Our Gospel today is difficult. Often it’s read almost as a blueprint for the end of the world, a fortune-teller’s description of what will happen before the last days. Books like the Left Behind series spin this out into an elaborate fantasy of good and evil. Even more disturbing are those voices on talk radio and elsewhere that encourage war, especially in the Middle East, because they think that it will hasten the Rapture that they believe is coming before the end.
Every natural disaster brings speculation in some quarters that the events of the evening news are beginning to sound like a catalogue of the events of which Jesus speaks in this Gospel. The Indonesian tsunami and Hurricane Katrina were believed by some to be God’s judgment on a sinful people.
But in Jesus day, and long before it, wars were a commonplace result of human greed and aggression. Earth-quakes, famines and plagues were part of a natural world that was imperfectly understood and beyond human control.
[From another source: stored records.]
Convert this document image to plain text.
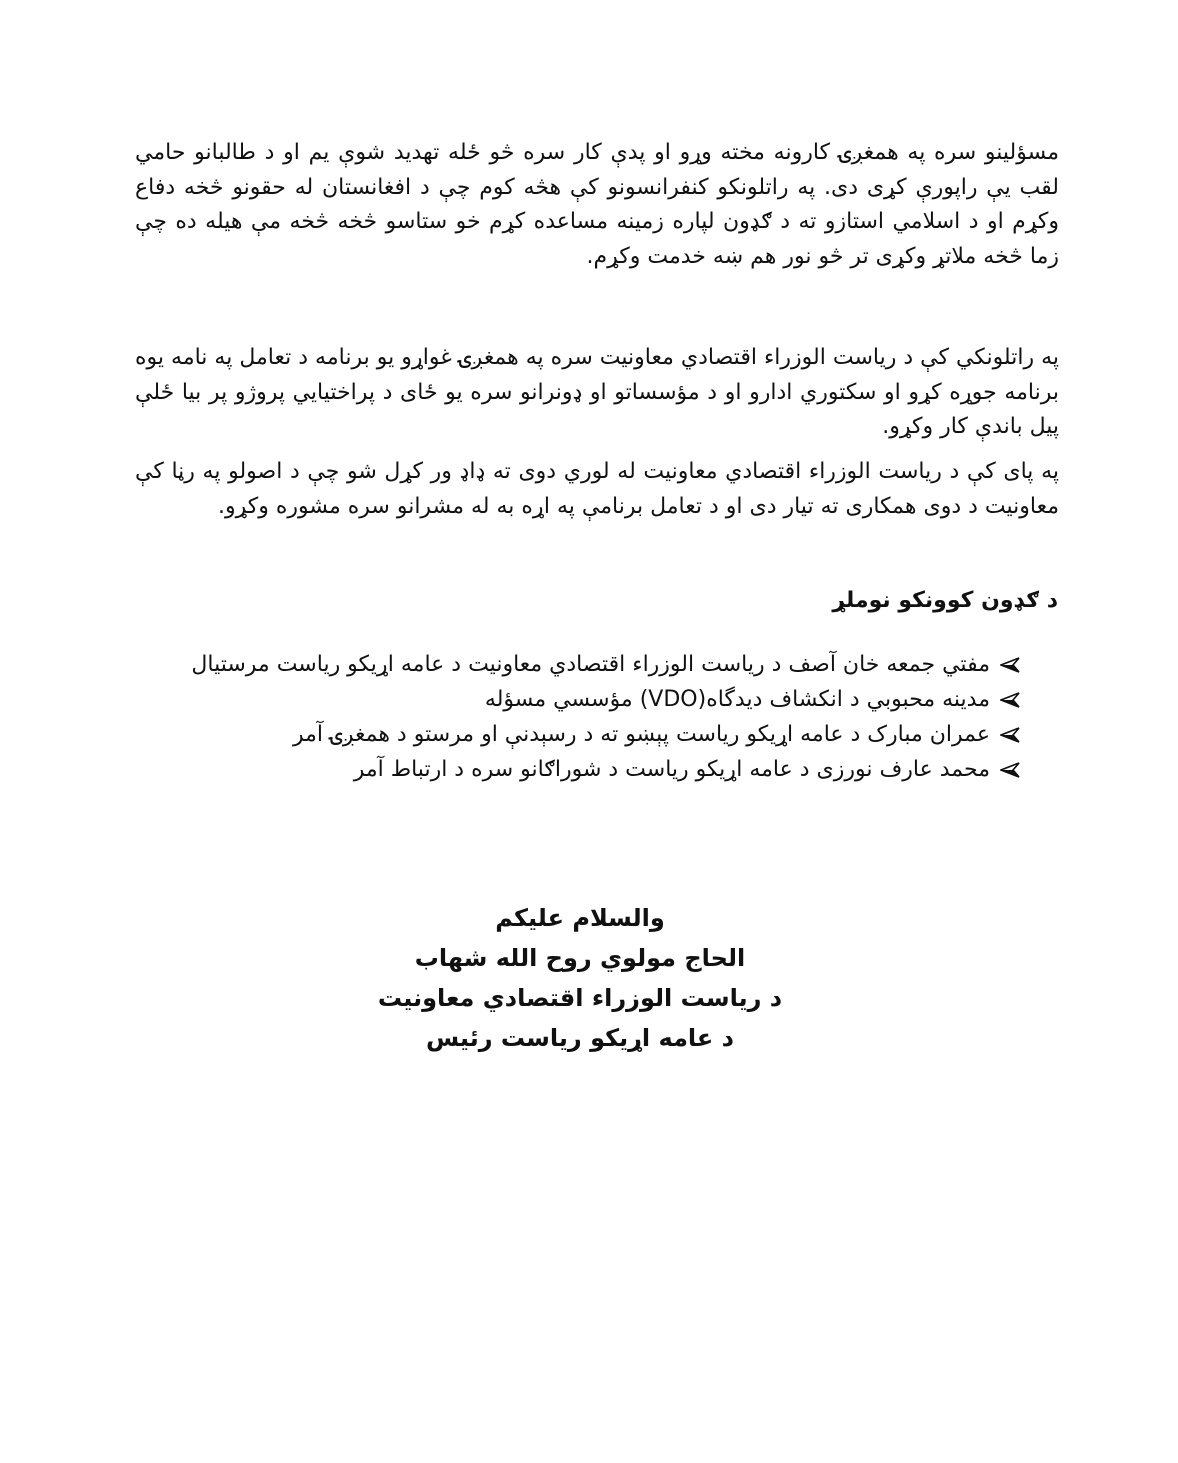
مسؤلینو سره په همغږۍ کارونه مخته وړو او پدې کار سره څو ځله تهدید شوې یم او د طالبانو حامي لقب يې راپورې کړی دی. په راتلونکو کنفرانسونو کې هڅه کوم چې د افغانستان له حقونو څخه دفاع وکړم او د اسلامي استازو ته د ګډون لپاره زمینه مساعده کړم خو ستاسو څخه څخه مې هیله ده چې زما څخه ملاتړ وکړی تر څو نور هم ښه خدمت وکړم.

په راتلونکي کې د ریاست الوزراء اقتصادي معاونیت سره په همغږۍ غواړو یو برنامه د تعامل په نامه یوه برنامه جوړه کړو او سکتوري ادارو او د مؤسساتو او ډونرانو سره یو ځای د پراختیایي پروژو پر بیا ځلې پیل باندې کار وکړو.

په پای کې د ریاست الوزراء اقتصادي معاونیت له لوري دوی ته ډاډ ور کړل شو چې د اصولو په رڼا کې معاونیت د دوی همکاری ته تیار دی او د تعامل برنامې په اړه به له مشرانو سره مشوره وکړو.

د ګډون کوونکو نوملړ
مفتي جمعه خان آصف د ریاست الوزراء اقتصادي معاونیت د عامه اړیکو ریاست مرستیال
مدینه محبوبي د انکشاف دیدگاه(VDO) مؤسسي مسؤله
عمران مبارک د عامه اړیکو ریاست پېښو ته د رسېدنې او مرستو د همغږۍ آمر
محمد عارف نورزی د عامه اړیکو ریاست د شوراګانو سره د ارتباط آمر
والسلام علیکم
الحاج مولوي روح الله شهاب
د ریاست الوزراء اقتصادي معاونیت
د عامه اړیکو ریاست رئیس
Ironically in our own day some pf the droughts and famines that plague our world are as much a result of human behavior as war.
It’s a mistake to read this Gospel as Jesus predicting a particular sequence of events that will occur before the end. He’s saying that people will always interpret such things in this way. But he dismisses it here as he does elsewhere in the Gospels. His followers are not to focus on the end of time in fear and trembling. Nor are they to look to another’s tragedy as a vindication of their own virtue or another’s vice.
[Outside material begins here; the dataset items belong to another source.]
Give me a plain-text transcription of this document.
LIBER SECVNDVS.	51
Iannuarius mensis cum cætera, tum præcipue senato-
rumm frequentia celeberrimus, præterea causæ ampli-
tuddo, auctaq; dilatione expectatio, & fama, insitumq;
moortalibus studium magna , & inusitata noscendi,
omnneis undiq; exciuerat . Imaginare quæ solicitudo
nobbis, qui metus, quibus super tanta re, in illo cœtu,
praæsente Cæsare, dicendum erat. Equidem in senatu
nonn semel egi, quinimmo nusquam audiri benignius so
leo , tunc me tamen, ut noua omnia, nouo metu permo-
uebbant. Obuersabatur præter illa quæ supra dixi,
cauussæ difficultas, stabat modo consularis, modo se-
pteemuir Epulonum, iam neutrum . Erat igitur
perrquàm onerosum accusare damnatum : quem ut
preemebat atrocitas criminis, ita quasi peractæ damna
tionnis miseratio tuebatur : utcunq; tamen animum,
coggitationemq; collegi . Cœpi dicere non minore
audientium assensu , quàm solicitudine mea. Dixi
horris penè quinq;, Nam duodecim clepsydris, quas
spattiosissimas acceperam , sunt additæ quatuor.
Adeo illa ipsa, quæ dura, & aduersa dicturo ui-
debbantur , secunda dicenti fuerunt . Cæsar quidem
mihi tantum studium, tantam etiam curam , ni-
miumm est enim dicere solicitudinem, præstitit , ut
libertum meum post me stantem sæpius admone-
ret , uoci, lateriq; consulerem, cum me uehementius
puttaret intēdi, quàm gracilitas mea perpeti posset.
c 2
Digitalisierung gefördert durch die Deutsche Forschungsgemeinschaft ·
Jesus pulls the attention of the disciples back from these global, even cosmic events, and says, “Your own life and what you will face because of your faith in me is more than enough for you to be concerned about.” His words are both caution and comfort: “You will be hated by all because of my name, but not a hair on your head will be destroyed. By your perseverance, you will secure your lives.”
Don’t fuss about the future seems to be the message here. Rather, we are to conduct ourselves in our daily lives with a simple but absolute trust in God’s providence. As though to illustrate this daily routine, Paul’s letter to the Thessalonians admonishes those in the community who were so sure that the end was imminent that they were basically sitting around gossiping all day. As Paul puts it, “not keeping busy but minding the business of others.”
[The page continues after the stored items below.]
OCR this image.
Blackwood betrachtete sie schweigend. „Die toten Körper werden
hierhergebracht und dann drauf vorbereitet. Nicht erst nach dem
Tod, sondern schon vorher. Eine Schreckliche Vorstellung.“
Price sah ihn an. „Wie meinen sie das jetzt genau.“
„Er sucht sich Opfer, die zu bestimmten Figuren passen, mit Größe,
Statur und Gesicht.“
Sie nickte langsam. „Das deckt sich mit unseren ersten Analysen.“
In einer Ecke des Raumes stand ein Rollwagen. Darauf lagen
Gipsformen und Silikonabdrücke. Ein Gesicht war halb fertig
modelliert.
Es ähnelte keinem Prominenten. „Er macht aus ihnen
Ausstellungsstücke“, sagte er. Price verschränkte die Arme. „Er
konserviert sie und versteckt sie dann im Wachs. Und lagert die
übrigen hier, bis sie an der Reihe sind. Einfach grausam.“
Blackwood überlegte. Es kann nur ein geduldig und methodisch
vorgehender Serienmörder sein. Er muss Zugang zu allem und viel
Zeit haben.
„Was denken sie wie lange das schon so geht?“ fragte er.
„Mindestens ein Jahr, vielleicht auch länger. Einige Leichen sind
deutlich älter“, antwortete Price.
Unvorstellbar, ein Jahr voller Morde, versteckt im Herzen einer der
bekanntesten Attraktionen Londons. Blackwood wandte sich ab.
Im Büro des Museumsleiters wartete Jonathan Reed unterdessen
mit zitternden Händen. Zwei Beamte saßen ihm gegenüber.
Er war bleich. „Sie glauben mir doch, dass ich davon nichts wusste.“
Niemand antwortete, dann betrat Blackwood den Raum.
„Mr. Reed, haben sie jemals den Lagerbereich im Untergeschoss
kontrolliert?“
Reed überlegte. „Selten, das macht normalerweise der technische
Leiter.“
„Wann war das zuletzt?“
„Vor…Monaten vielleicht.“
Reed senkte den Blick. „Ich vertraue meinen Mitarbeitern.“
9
We do this when we get too caught up in the news of the day, forgetting that the 24-hour news cycle thrives on fear, uncertainty and doubt. We do it when we focus only on what other people are doing. Often we don’t know—or ignore—all the facts of an issue and make quick judgments based on long-standing prejudice.
Too often minding other people’s business is a good way to avoid taking a hard look at our own lives. Paul tells the Thessalonians, “Keep quiet and eat your own food.” If this brings to mind dinner table squabbles, school cafeterias, workplace lunchrooms or luncheons at private clubs, perhaps these are good places to start taking the advice of both Paul and Jesus. Instead of participating in the “ain’t it awful” chorus around us, we might try being attentive to the ways in which we can bring our own attitudes more in line with the mind of Christ. If we focus on bringing God’s goodness and healing to others, we will, in our own small way, begin to change the world.